Glenn Frey of The Eagles has died at the age of 67. The singer and guitarist passed away in New York City on Monday.
— ABC7 Eyewitness News (@ABC7) January 18, 2016
TMZ reports Glenn Frey died from “a combination of complications from rheumatoid arthritis, acute ulcerative colitis, and pneumonia.”
Frey co-wrote and sang nearly all of the Eagles’ hits, including “Take It Easy,” “Tequila Sunrise,” “Lyin’ Eyes,” “Heartache Tonight,” and more.
BREAKING: Glenn Frey, guitarist and founding member of Eagles has died at 67. pic.twitter.com/Szla51s84f
— iHeartRadio (@iHeartRadio) January 18, 2016
Following the Eagles’ split in 1980, Glenn Frey launched a solo career, with hits including “The Heat is On” and “You Belong to the City.”
“Glenn fought a courageous battle for the past several weeks but, sadly, succumbed to complications from Rheumatoid Arthritis, Acute Ulcerative Colitis and Pneumonia,” a statement reads. “Words can neither describe our sorrow, nor our love and respect for all that he has given to us, his family, the music community & millions of fans worldwide.”
Fellow Eagles band mate Don Henley issued his own statement about Glenn Frey’s untimely passing.
“He was like a brother to me; we were family, and like most families, there was some dysfunction. But, the bond we forged 45 years ago was never broken, even during the 14 years that the Eagles were dissolved. We were two young men who made the pilgrimage to Los Angeles with the same dream: to make our mark in the music industry–and with perseverance, a deep love of music, our alliance with other great musicians and our manager, Irving Azoff, we built something that has lasted longer than anyone could have dreamed. But, Glenn was the one who started it all. He was the spark plug, the man with the plan,” Henley wrote.

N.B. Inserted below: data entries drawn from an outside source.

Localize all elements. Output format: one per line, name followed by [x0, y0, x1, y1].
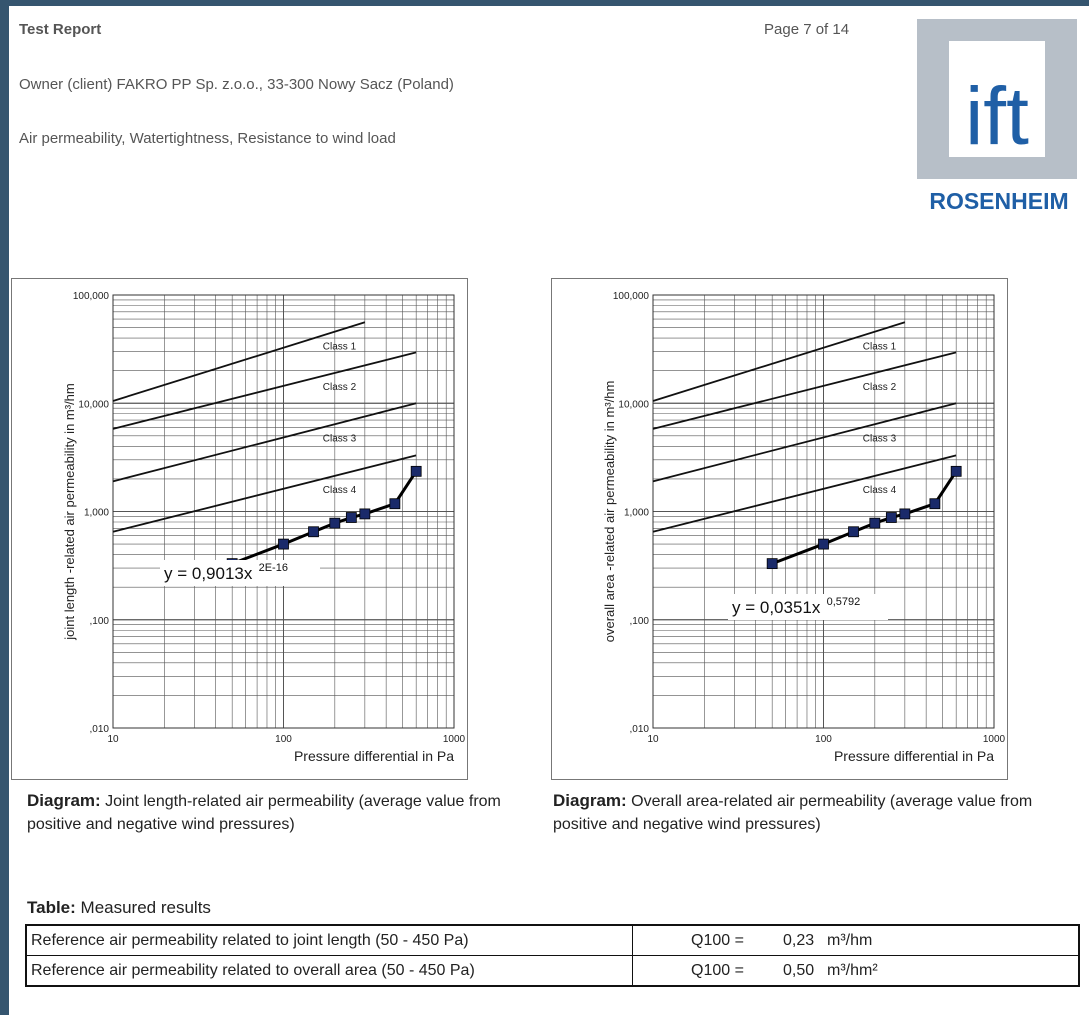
caption-label: Diagram: [553, 791, 627, 810]
chart-joint-length: 100,000 10,000 1,000 ,100 ,010 10 100 1000 Press… [11, 278, 468, 780]
y-tick-label: ,100 [630, 616, 650, 627]
results-table: Reference air permeability related to jo… [25, 924, 1080, 987]
x-tick-label: 1000 [443, 734, 466, 745]
table-title-text: Measured results [75, 898, 211, 917]
caption-label: Diagram: [27, 791, 101, 810]
y-tick-label: ,010 [630, 724, 650, 735]
data-point [848, 526, 859, 538]
y-axis-label: overall area -related air permeability i… [602, 381, 617, 643]
data-point [359, 508, 371, 520]
data-point [389, 498, 401, 510]
report-page: Test Report Page 7 of 14 Owner (client) … [9, 6, 1089, 1015]
data-point [950, 465, 962, 477]
row-label: Reference air permeability related to ov… [25, 955, 633, 987]
page-number: Page 7 of 14 [764, 21, 850, 38]
plot-frame [652, 294, 995, 729]
table-title: Table: Measured results [27, 898, 211, 918]
trendline-equation: y = 0,9013x [164, 564, 253, 583]
class-label: Class 2 [323, 382, 357, 393]
caption-overall-area: Diagram: Overall area-related air permea… [553, 789, 1053, 836]
y-tick-label: ,100 [90, 616, 110, 627]
class-line [112, 321, 366, 402]
class-line [652, 351, 957, 430]
row-value: 0,23 [783, 931, 815, 949]
data-point [766, 558, 778, 570]
data-point [329, 517, 341, 529]
row-value-cell: Q100 = 0,23 m³/hm [632, 924, 1080, 956]
logo-subtext: ROSENHEIM [929, 188, 1068, 214]
y-tick-label: ,010 [90, 724, 110, 735]
table-title-label: Table: [27, 898, 76, 917]
row-label: Reference air permeability related to jo… [25, 924, 633, 956]
x-tick-label: 100 [275, 734, 292, 745]
caption-text: Joint length-related air permeability (a… [27, 793, 501, 833]
row-value-cell: Q100 = 0,50 m³/hm² [632, 955, 1080, 987]
equation-box [160, 560, 320, 586]
data-point [869, 517, 881, 529]
class-label: Class 4 [323, 485, 357, 496]
caption-text: Overall area-related air permeability (a… [553, 793, 1033, 833]
data-point [308, 526, 319, 538]
row-unit: m³/hm² [827, 961, 878, 979]
class-line [112, 402, 417, 483]
data-point [410, 465, 422, 477]
trendline-exponent: 2E-16 [259, 562, 288, 574]
class-line [652, 321, 906, 402]
y-tick-label: 100,000 [613, 291, 650, 302]
row-prefix: Q100 = [691, 931, 744, 949]
x-tick-label: 10 [647, 734, 659, 745]
owner-line: Owner (client) FAKRO PP Sp. z.o.o., 33-3… [19, 76, 454, 93]
chart-overall-area: 100,000 10,000 1,000 ,100 ,010 10 100 1000 Press… [551, 278, 1008, 780]
data-point [345, 512, 357, 523]
table-row: Reference air permeability related to ov… [25, 955, 1080, 987]
class-label: Class 3 [323, 433, 357, 444]
row-prefix: Q100 = [691, 961, 744, 979]
class-label: Class 1 [863, 341, 897, 352]
ift-rosenheim-logo: ift ROSENHEIM [917, 19, 1077, 214]
x-axis-label: Pressure differential in Pa [834, 748, 994, 764]
data-point [885, 512, 897, 523]
y-tick-label: 1,000 [84, 508, 109, 519]
x-tick-label: 100 [815, 734, 832, 745]
data-point [278, 538, 289, 550]
x-axis-label: Pressure differential in Pa [294, 748, 454, 764]
x-tick-label: 10 [107, 734, 119, 745]
row-value: 0,50 [783, 961, 815, 979]
class-line [652, 454, 957, 533]
data-point [899, 508, 911, 520]
table-row: Reference air permeability related to jo… [25, 924, 1080, 956]
data-point [818, 538, 829, 550]
row-unit: m³/hm [827, 931, 873, 949]
report-title: Test Report [19, 21, 102, 38]
gridlines [652, 294, 995, 729]
class-line [112, 454, 417, 533]
data-point [929, 498, 941, 510]
plot-frame [112, 294, 455, 729]
class-line [112, 351, 417, 430]
x-tick-label: 1000 [983, 734, 1006, 745]
caption-joint-length: Diagram: Joint length-related air permea… [27, 789, 527, 836]
equation-box [728, 594, 888, 620]
class-line [652, 402, 957, 483]
y-axis-label: joint length -related air permeability i… [62, 383, 77, 641]
y-tick-label: 10,000 [78, 399, 109, 410]
trendline-exponent: 0,5792 [827, 596, 861, 608]
test-types: Air permeability, Watertightness, Resist… [19, 130, 396, 147]
y-tick-label: 1,000 [624, 508, 649, 519]
trendline-equation: y = 0,0351x [732, 598, 821, 617]
y-tick-label: 10,000 [618, 399, 649, 410]
class-label: Class 1 [323, 341, 357, 352]
logo-text: ift [965, 71, 1029, 162]
class-label: Class 4 [863, 485, 897, 496]
class-label: Class 3 [863, 433, 897, 444]
gridlines [112, 294, 455, 729]
class-label: Class 2 [863, 382, 897, 393]
y-tick-label: 100,000 [73, 291, 110, 302]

“He had an encyclopedic knowledge of popular music and a work ethic that wouldn’t quit. He was funny, bullheaded, mercurial, generous, deeply talented and driven. He loved is wife and kids more than anything. We are all in a state of shock, disbelief and profound sorrow. We brought our two-year “History of the Eagles Tour” to a triumphant close at the end of July and now he is gone. I’m not sure I believe in fate, but I know that crossing paths with Glenn Lewis Frey in 1970 changed my life forever, and it eventually had an impact on the lives of millions of other people all over the planet. It will be very strange going forward in a world without him in it. But, I will be grateful, every day, that he was in my life. Rest in peace, my brother. You did what you set out to do, and then some,” he added.
— Mashable (@mashable) January 18, 2016
The music world is still reeling from the loss of David Bowie just days ago. Now it has lost yet another of its own in the passing of Glenn Frey.